August 23, 2022 Comments Off on Carless, three years in

I quit driving on August 19, 2019. Or maybe it was August 18. I was driving back from Santa Barbara to LA, stuck in traffic on the 101. I looked at myself in the rearview mirror and said, “This is the last time you will ever drive a car.”

I was almost right.

Except for a brief 100-yard excursion behind the wheel of a rental car, I’ve not driven for three years. I’m pretty pleased with myself when I think of how Greta it makes me, all the trees I’ve saved, how much holier I am than thou, and how much less my shit stinks than yours.

Pretty pleased, that is, until Kristie deflates my bubble. She is very good at this, but to be fair, my bubbles are more numerous than a waterspout’s, and if you don’t get good at bursting them you eventually are encased in the delusion bubble yourself. However, I get the feeling she had this skill before we met.

“You fall into one of two modes, or both, neither of which is good,” she said.

“Only two?”

“With regard to the carless thing, two. Probably more if I think about it.”

“What are they?”

“The first mode is what I call ‘Man who lives on a rowboat three miles out to sea.'”

“What’s that?”

“It’s you. You’re like a person who lives in a rowboat three miles out to sea for moral or philosophical reasons and says that anyone who wants to see him, talk to him, or have anything to do with him has to either get in a boat and go visit, or wait until he happens to row in.”

“It keeps down on unwanted visitors, though.”

“But for those who do visit it’s massively inconvenient and selfish. Especially when, with a little effort, you could live on land. But no. You choose to live on a rowboat at sea and everyone else can go pound sand. It’s so selfish.”

“What’s the other mode?”

“The other is your Greta mode, which is wholly bogus.”

“How? I saved a hundred trees this morning.”

“Yes, but by making me drive all the way from LA up here to see you, I had to kill about a thousand. You’re still totally car dependent, you just make other people do all the driving.”

“I’m glad I don’t have to choose between being unreasonable and selfish, and can be both.” That comment didn’t seem to smooth things over.

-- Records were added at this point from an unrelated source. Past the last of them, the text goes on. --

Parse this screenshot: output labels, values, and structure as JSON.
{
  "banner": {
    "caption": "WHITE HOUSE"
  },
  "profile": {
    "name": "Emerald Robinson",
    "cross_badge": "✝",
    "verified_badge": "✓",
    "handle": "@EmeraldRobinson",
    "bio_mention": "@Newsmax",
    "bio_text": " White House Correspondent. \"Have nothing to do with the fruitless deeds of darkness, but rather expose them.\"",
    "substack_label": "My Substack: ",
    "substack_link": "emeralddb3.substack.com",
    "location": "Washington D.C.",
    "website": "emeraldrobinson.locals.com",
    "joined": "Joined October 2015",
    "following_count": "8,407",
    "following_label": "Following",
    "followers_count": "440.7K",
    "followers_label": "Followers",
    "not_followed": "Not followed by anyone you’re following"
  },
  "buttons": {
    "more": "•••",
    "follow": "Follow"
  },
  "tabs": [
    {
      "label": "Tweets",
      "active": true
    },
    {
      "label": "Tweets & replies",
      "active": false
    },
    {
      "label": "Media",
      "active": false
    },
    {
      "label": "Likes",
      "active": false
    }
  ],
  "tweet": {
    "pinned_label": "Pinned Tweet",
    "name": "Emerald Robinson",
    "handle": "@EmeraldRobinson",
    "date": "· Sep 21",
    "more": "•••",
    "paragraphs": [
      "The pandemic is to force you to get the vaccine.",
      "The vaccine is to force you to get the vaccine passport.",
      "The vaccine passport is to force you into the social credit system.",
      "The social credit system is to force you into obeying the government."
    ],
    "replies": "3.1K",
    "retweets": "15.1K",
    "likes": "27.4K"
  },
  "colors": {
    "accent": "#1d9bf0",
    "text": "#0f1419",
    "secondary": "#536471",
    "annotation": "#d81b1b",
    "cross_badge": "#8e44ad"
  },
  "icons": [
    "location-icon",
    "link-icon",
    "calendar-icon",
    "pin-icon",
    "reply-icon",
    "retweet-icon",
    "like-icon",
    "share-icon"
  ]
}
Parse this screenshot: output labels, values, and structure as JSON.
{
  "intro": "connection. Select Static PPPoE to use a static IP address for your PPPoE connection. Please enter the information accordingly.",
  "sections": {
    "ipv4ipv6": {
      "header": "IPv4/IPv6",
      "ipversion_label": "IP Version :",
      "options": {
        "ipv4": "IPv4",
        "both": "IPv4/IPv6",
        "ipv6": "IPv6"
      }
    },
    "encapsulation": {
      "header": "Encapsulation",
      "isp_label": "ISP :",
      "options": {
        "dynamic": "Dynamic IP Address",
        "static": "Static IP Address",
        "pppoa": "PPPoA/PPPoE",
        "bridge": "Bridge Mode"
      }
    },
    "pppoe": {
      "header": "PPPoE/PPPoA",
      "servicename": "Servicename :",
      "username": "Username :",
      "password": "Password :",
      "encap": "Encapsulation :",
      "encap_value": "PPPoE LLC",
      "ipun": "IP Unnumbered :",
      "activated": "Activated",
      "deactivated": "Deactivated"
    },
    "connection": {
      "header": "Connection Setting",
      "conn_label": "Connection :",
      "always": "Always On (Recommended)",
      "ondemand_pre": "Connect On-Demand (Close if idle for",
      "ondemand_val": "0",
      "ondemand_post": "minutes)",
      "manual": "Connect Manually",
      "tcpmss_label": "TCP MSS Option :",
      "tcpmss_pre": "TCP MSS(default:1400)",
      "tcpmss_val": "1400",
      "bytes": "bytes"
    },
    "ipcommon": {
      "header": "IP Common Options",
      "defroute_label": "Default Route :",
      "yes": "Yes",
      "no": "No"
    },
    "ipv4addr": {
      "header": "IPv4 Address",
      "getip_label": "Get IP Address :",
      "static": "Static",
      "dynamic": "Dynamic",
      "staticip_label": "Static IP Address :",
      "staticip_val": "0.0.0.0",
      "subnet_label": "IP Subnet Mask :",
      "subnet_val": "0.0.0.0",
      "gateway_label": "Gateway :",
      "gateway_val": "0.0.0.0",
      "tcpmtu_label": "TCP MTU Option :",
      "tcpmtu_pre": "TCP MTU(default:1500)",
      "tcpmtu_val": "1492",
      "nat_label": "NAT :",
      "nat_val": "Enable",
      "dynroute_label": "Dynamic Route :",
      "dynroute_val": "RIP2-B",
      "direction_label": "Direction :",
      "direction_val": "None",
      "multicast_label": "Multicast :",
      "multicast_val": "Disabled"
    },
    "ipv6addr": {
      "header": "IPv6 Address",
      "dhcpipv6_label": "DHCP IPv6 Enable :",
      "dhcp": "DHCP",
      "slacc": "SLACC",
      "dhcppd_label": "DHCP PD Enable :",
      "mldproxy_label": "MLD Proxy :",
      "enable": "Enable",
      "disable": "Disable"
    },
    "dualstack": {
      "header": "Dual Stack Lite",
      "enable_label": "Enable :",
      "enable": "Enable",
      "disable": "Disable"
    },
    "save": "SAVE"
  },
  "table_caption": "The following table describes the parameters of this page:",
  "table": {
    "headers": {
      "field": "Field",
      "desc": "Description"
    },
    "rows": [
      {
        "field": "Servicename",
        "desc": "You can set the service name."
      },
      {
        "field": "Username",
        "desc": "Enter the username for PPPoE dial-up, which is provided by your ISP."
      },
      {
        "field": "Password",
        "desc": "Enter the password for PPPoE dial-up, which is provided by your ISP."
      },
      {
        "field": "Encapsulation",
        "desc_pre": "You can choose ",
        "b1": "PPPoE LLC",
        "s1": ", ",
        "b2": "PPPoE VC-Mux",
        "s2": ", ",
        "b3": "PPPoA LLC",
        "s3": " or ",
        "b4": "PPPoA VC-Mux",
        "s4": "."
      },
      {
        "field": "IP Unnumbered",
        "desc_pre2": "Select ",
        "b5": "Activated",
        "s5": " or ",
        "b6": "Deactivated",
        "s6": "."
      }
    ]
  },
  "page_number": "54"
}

She’s quite correct. I still benefit from other people’s cars, whether it’s her driving up here, or ordering online and getting stuff delivered on a UPS truck. Plus, I live in a house. Houses are very non-Greta. The most Greta and unselfish I’ve been was when I lived in LA, in an apartment, without a car. I did everything on foot or by bike. Canceled my Amazon account. Rarely if ever had anyone pick me up or take me anywhere. If it was too far to ride, and it almost never was, I took the train and biked. I think at one point I had gone an entire year without sitting in a car at all.

But once I left LA, my reliance on cars increased a lot, along with my carbon footprint.

On the whole, though, it has still been an eco-success and a health success. The vast majority of time I’m alone and really do have to go everywhere on foot or by bike. But since everything’s so far away and the weather is often really fucking hot, I don’t go “everywhere” anymore. Shopping is highly surgical.

And when I do shop, there are massive physical limitations on what I can carry. So I buy less and eat less. Also, I tend to buy lots more vegetables and fresh food than I used to because it’s cheaper and tastes better than prepared stuff. Buying gasoline, paying for car maintenance, insurance, and the general malaise that comes from being in a steel box are all things I’m better off without.

What’s important is that I have no desire to drive or own a car. Even riding around in one is uncomfortable and feels like I’m being a bad person. But what’s also important is realizing that having a car is the global exception and a huge luxury. Even here in the U.S., so many people are carless because they are too poor to own one. I recently saw an article that said new cars are no longer within reach for the average American unless you’re willing to buy them on a 7-year note … after which time, of course, the car is most of the way to useless.

But the luxury to choose not to have a car? That’s the biggest luxury of all.